While publishers and editors have rushed to defend the wide scope of US literature and the many generations of immigrant writers who have contributed to it, but so far have made no riposte to the challenge on translation. Three Percent, a US blogger who agrees with Engdahl's assessment, noted back in February that, although there's some conflicting information out there, the statistics on original translations of fiction and poetry from languages other than English in the US are pretty weak, hovering at around 3% of all books published, hence the title of the blog.

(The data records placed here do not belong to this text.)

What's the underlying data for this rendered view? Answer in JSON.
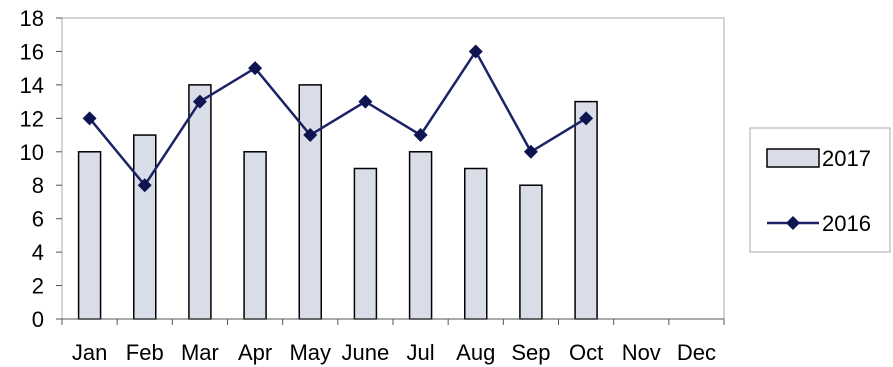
{
  "chart_data": {
    "type": "bar",
    "categories": [
      "Jan",
      "Feb",
      "Mar",
      "Apr",
      "May",
      "June",
      "Jul",
      "Aug",
      "Sep",
      "Oct",
      "Nov",
      "Dec"
    ],
    "series": [
      {
        "name": "2017",
        "type": "bar",
        "values": [
          10,
          11,
          14,
          10,
          14,
          9,
          10,
          9,
          8,
          13,
          null,
          null
        ]
      },
      {
        "name": "2016",
        "type": "line",
        "values": [
          12,
          8,
          13,
          15,
          11,
          13,
          11,
          16,
          10,
          12,
          null,
          null
        ]
      }
    ],
    "y_ticks": [
      "0",
      "2",
      "4",
      "6",
      "8",
      "10",
      "12",
      "14",
      "16",
      "18"
    ],
    "ylim": [
      0,
      18
    ],
    "grid": false,
    "legend_position": "right",
    "colors": {
      "bar_fill": "#d9dde8",
      "bar_stroke": "#000000",
      "line": "#1b2366",
      "marker": "#0d1450"
    }
  }
}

The UK doesn't rate much better, and when it comes to the breadth of contemporary Arabic literature, according to a 2007 conference paper on Maghrebi fiction in English (download PDF here),
Salih Altoma notes that of the 322 translations of works of fiction from Arabic into English since the end of the Second World War, nearly two-thirds have been published since 1988... Furthermore, works selected fortranslation from the Arabic are overwhelmingly by Egyptian writers (170 out of the 322 recorded by Altoma).
As Pickford continues, the landscape is changing slowly:
a few dedicated publishers – principally Quartet, Saqi, University of Texas Press, and AUC Press – have an ongoing commitment to building up a collection of Arabic-language literature… a number of the publishers are based in the Arab world itself. This reflects a laudable effort on the part of local publishers, who recognise that if their counterparts in the West do not show an interest, it is up to them to challenge this cultural marginalisation and seek out a Western readership.
Initiatives such as the British Council's New Arabic Books and the PEN Atlas hope to change things further still, so the rate of translation for Maghrebi books is more that one every 2.5 years. Assia Djebar's name on the Nobel odds list from Ladbrokes is a positive sign - and a challenge to explore the region's writers further.